Bild: Das Objekt der Begierde: Die "Berliner Straßenszene" von Ernst Ludwig Ki…
Die Rückgabe des Ernst-Ludwig-Kirchner-Gemäldes "Berliner Straßenszene" aus
dem Brücke-Museum an die Alt-Eigentümer war "fair und gerecht" - und
juristisch unabweisbar. Zu diesem Schluss kommt der parlamentarische
Sonderausschuss "Restitution" in seinem Abschlussbericht. Die knapp 200
Seiten zeigen auch, dass die Diskussion um den brisanten Fall keinesfalls
beendet ist. Der Bericht, der am Donnerstag dem Abgeordnetenhaus zur
Diskussion vorgelegt wird, enthält zwei Sichtweisen der Affäre. Dem
offiziellen Bericht ist ein abweichender der Opposition beigeheftet. Grüne,
CDU und FDP finden, dass der Senat zu wenig unternahm, um das Bild in
Berlin zu halten. Den Verantwortlichen wird auch mangelnde Einbeziehung des
Parlaments vorgeworfen.
Im August 2006 hatte der damalige Kultursenator Thomas Flierl (Linke) das
Kirchner-Bild aus dem Bestand des landeseigenen Brücke-Museums an die Erben
des ehemaligen jüdischen Eigentümers Alfred Hess zurückgegeben. Die
Begründung: Die Familie Hess sei zum Verkauf genötigt worden, das Land habe
eine moralische Pflicht zur Rückgabe. Das Bild wurde kurz darauf in New
York für 38 Millionen Dollar an den Kosmetikunternehmer Lauder versteigert.

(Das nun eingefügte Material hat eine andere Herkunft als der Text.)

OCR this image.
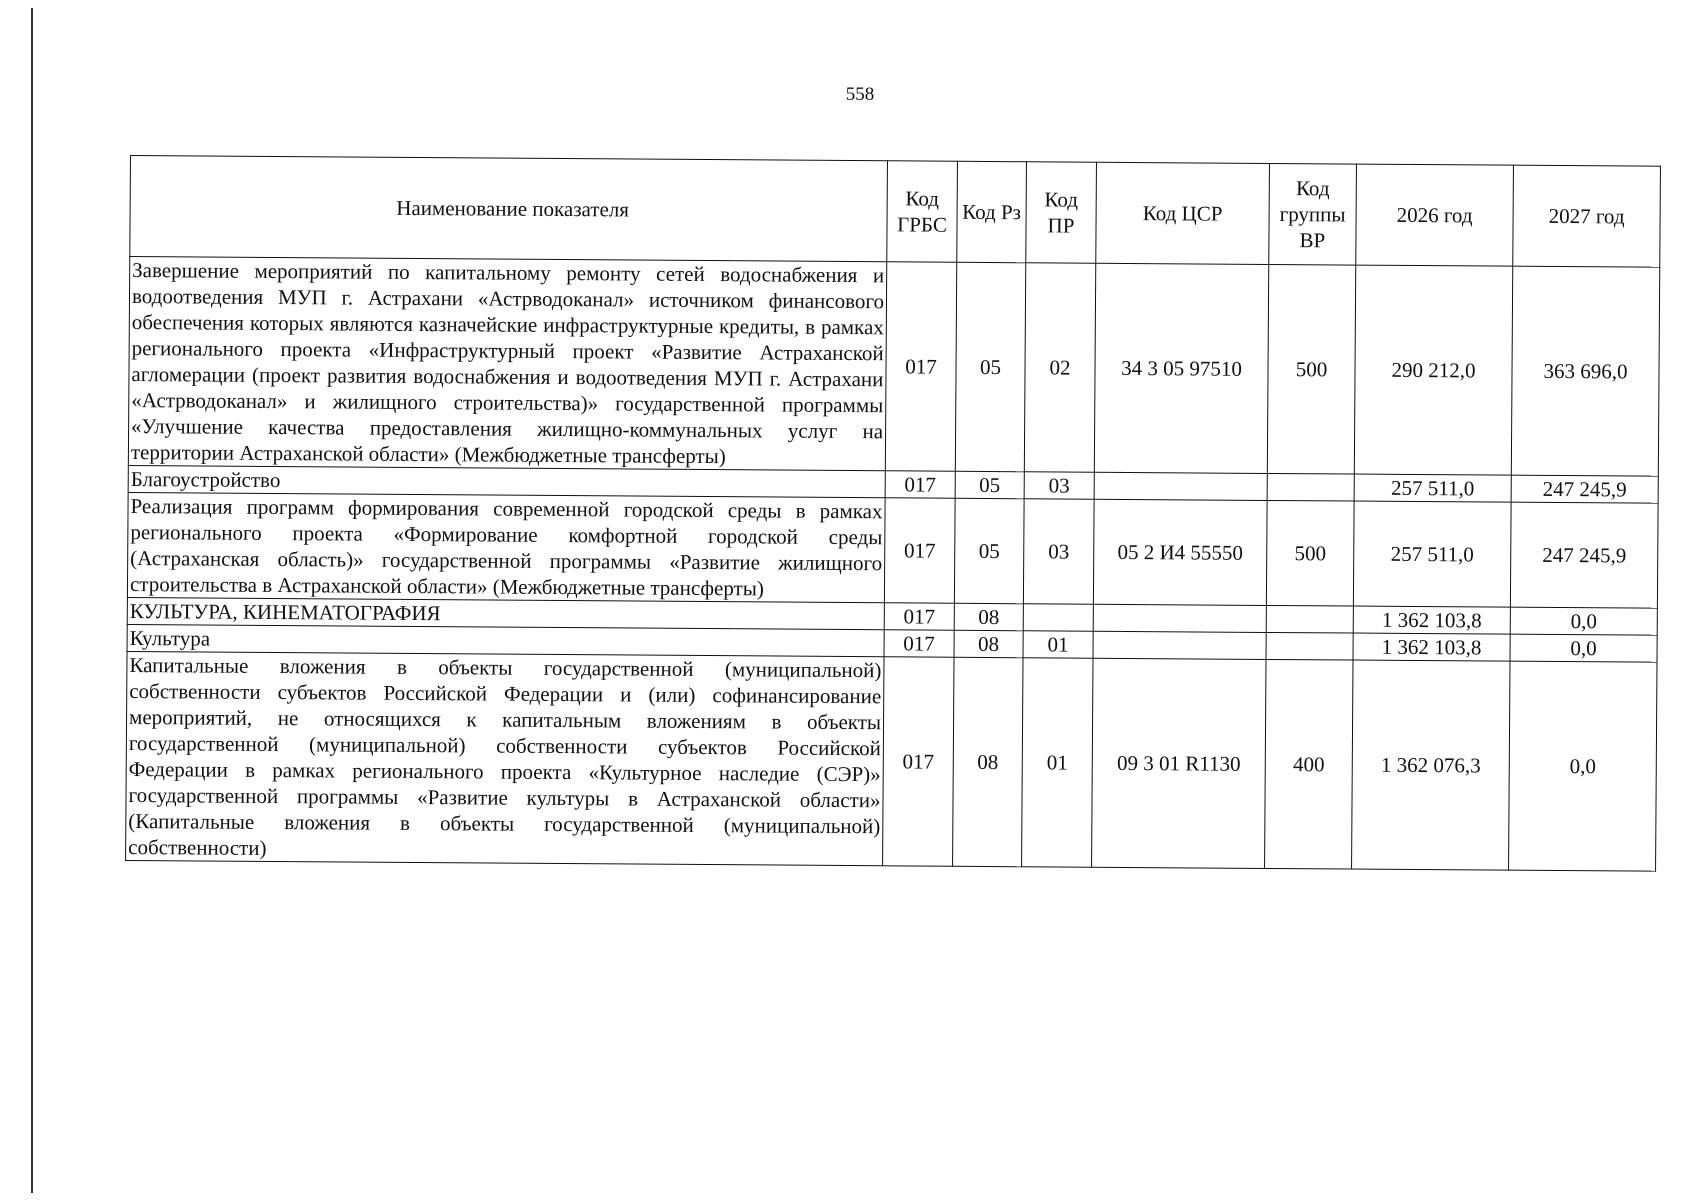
558
Наименование показателя	Код ГРБС	Код Рз	Код ПР	Код ЦСР	Код группы ВР	2026 год	2027 год
Завершение мероприятий по капитальному ремонту сетей водоснабжения и водоотведения МУП г. Астрахани «Астрводоканал» источником финансового обеспечения которых являются казначейские инфраструктурные кредиты, в рамках регионального проекта «Инфраструктурный проект «Развитие Астраханской агломерации (проект развития водоснабжения и водоотведения МУП г. Астрахани «Астрводоканал» и жилищного строительства)» государственной программы «Улучшение качества предоставления жилищно-коммунальных услуг на территории Астраханской области» (Межбюджетные трансферты)	017	05	02	34 3 05 97510	500	290 212,0	363 696,0
Благоустройство	017	05	03			257 511,0	247 245,9
Реализация программ формирования современной городской среды в рамках регионального проекта «Формирование комфортной городской среды (Астраханская область)» государственной программы «Развитие жилищного строительства в Астраханской области» (Межбюджетные трансферты)	017	05	03	05 2 И4 55550	500	257 511,0	247 245,9
КУЛЬТУРА, КИНЕМАТОГРАФИЯ	017	08				1 362 103,8	0,0
Культура	017	08	01			1 362 103,8	0,0
Капитальные вложения в объекты государственной (муниципальной) собственности субъектов Российской Федерации и (или) софинансирование мероприятий, не относящихся к капитальным вложениям в объекты государственной (муниципальной) собственности субъектов Российской Федерации в рамках регионального проекта «Культурное наследие (СЭР)» государственной программы «Развитие культуры в Астраханской области» (Капитальные вложения в объекты государственной (муниципальной) собственности)	017	08	01	09 3 01 R1130	400	1 362 076,3	0,0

Für den Umgang mit dem Fall erntete die rot-rote Koalition harte Kritik.
Der von der Opposition einberufene Sonderausschuss sollte für die
rückhaltlose Aufklärung des Falles sorgen. Und gleichzeitig Richtlinien für
den Umgang mit ähnlichen Rückgabeforderungen erarbeiten. Doch nach
erbitterten Diskussionen, der Sichtung unzähliger Beweisstücke sowie der
Anhörung von 29 Experten bleiben die Fronten verhärtet. Die Koalition
verteidigt ihre Entscheidung als moralisch richtig, verfahrensmäßig korrekt
und alternativlos. Die Opposition glaubt weiterhin, dass Flierl und seine
Staatssekretärin Barbara Kisseler voreilig handelten und Ankaufbemühungen
nicht energisch genug betrieben.
Ob die Familie Hess das Bild in den Dreißigerjahren freiwillig oder unter
dem Druck der Nazis verkaufte, ob der Kaufpreis angemessen war und ob
nationale und internationale Vereinbarungen die Rückgabe rechtfertigten:
All diese Fragen wurden im Ausschuss bis ins Detail gewendet und gedreht -
ohne dass sich Regierung und Opposition in der Bewertung einig wurden.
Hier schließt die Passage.